IX - Em que o Mar Vermelho e o Mar das Índias se mostram propícios aos desígnios de Phileas Fogg

A distância entre Suez e Aden é exatamente de trezentas e dez milhas, e o regulamento da companhia concede aos seus paquetes um prazo de cento e trinta e oito horas para a percorrer. O Mongolia, cujos fogos estavam ativamente atiçados, andava de modo a antecipar a chegada regulamentar.

A maioria dos passageiros embarcados em Brindisi tinham quase todos a Índia por destino. Uns dirigiam-se a Bombaim, outros a Calcutá, mas via Bombaim, porque desde que uma linha férrea atravessa em toda a sua largura a península indiana, não é mais necessário dobrar a ponta de Ceilão.

Entre estes passageiros do Mongólia, contavam-se diversos funcionários civis e oficiais de todas as graduações.
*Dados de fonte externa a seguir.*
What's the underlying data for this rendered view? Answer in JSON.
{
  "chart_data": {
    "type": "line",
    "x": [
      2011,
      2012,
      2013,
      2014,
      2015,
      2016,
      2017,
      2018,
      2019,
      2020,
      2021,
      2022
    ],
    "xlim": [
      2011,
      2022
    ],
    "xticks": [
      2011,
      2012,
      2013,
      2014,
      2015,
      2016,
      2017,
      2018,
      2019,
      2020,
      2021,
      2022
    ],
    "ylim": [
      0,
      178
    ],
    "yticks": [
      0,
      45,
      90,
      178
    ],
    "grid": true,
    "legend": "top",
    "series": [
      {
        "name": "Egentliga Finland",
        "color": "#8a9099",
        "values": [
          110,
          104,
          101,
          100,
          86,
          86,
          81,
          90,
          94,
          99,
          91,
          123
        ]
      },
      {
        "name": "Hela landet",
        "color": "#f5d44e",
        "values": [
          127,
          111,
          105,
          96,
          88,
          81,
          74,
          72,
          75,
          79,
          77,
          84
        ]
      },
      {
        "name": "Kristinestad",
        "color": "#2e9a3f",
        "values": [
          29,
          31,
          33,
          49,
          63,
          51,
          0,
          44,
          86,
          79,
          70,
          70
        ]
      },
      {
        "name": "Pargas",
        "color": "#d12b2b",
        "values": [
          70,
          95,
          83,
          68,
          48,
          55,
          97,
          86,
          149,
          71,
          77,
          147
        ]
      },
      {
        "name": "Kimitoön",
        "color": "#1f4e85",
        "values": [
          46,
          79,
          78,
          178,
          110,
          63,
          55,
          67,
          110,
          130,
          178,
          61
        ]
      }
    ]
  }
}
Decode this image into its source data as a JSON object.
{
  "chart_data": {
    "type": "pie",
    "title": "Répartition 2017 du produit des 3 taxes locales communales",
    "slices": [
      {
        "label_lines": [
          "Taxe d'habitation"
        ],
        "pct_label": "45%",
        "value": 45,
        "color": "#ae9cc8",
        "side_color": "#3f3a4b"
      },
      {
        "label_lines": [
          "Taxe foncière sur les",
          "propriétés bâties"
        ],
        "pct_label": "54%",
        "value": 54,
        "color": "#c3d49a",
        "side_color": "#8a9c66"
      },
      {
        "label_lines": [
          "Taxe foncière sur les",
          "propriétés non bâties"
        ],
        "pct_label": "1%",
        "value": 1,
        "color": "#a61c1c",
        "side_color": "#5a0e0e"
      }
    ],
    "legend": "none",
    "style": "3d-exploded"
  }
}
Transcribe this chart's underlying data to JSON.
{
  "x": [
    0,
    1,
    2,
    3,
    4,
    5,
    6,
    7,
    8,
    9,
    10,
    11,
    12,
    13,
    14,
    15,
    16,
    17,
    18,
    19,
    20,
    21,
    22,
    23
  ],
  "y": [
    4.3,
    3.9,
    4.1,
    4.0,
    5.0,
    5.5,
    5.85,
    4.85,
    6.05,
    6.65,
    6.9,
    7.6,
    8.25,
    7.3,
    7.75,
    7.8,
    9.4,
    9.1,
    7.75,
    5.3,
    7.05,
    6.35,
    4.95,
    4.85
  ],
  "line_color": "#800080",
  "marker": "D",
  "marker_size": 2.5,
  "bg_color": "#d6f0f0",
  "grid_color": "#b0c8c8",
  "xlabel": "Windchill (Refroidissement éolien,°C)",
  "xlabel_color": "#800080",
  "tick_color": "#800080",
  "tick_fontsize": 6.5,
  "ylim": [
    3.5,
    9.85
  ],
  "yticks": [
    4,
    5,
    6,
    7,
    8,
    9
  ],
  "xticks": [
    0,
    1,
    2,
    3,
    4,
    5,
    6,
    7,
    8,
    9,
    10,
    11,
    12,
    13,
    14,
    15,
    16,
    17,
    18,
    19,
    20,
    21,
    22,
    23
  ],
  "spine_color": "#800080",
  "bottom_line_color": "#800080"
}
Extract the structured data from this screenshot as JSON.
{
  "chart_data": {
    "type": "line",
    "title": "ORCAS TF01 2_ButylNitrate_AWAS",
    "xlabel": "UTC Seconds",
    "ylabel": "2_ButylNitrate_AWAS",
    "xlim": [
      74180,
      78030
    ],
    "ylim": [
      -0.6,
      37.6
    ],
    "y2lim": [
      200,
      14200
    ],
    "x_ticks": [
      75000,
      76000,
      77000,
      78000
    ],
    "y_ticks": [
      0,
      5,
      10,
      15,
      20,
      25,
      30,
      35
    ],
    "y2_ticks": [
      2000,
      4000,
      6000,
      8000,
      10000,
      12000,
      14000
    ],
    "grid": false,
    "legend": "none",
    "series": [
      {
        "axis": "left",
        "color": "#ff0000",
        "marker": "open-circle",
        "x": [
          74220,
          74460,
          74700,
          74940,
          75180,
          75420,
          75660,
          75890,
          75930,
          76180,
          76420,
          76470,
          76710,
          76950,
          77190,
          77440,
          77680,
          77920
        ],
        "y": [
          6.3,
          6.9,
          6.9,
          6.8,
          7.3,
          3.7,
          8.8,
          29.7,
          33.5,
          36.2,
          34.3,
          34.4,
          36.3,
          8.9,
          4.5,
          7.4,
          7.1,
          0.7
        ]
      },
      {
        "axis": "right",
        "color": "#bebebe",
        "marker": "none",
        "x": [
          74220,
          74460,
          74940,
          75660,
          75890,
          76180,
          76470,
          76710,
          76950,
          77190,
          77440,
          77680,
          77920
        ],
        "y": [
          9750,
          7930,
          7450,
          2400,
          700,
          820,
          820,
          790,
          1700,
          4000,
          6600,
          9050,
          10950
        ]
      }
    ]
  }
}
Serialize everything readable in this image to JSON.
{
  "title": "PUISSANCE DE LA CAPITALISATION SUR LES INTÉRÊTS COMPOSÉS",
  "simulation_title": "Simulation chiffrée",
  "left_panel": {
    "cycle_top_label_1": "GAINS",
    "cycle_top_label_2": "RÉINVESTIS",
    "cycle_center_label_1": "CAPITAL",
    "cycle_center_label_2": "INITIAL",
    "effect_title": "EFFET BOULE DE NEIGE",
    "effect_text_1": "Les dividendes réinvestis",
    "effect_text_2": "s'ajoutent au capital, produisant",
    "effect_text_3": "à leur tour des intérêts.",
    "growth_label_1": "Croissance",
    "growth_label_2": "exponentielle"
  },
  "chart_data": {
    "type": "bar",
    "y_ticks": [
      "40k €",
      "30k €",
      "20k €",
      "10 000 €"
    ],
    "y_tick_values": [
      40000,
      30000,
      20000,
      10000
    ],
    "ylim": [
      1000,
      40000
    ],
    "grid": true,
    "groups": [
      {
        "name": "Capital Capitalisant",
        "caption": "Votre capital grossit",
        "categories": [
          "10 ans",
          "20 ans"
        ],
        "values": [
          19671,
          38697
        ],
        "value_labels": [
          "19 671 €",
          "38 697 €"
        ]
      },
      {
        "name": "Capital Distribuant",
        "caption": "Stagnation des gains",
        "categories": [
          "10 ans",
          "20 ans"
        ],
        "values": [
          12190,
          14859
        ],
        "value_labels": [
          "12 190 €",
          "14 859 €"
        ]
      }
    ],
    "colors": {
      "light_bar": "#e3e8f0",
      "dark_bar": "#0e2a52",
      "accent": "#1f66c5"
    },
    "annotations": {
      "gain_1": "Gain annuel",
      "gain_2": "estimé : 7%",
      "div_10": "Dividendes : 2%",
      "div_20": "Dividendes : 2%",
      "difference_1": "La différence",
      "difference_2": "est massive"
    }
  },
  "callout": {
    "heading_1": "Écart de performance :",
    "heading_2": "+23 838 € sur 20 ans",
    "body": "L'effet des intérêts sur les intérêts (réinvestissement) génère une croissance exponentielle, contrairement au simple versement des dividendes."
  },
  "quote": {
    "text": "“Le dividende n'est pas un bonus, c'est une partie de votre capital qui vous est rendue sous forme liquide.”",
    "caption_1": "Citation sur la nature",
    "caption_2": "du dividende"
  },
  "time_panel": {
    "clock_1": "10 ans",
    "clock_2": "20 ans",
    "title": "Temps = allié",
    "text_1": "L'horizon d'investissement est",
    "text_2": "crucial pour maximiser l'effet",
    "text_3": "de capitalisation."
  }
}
Destes, uns pertenciam ao exército britânico propriamente dito, outros comandavam as tropas indígenas dos cipaios, todos bem pagos, mesmo atualmente quando o governo assumira os direitos e os encargos da antiga Companhia das Índias: sub-tenentes a 7.000 francos, brigadeiros a 60.000 e generais a 100.000. [O pagamento dos funcionários civis é ainda mais elevado. Os simples assistentes, no primeiro grau da hierarquia, recebem 12.000 francos; os juízes, 60.000 F; os presidentes de corte, 250.000 F; os governadores, 300.000 F, e o governador geral, mais de 600.000 F. (Nota do Autor).]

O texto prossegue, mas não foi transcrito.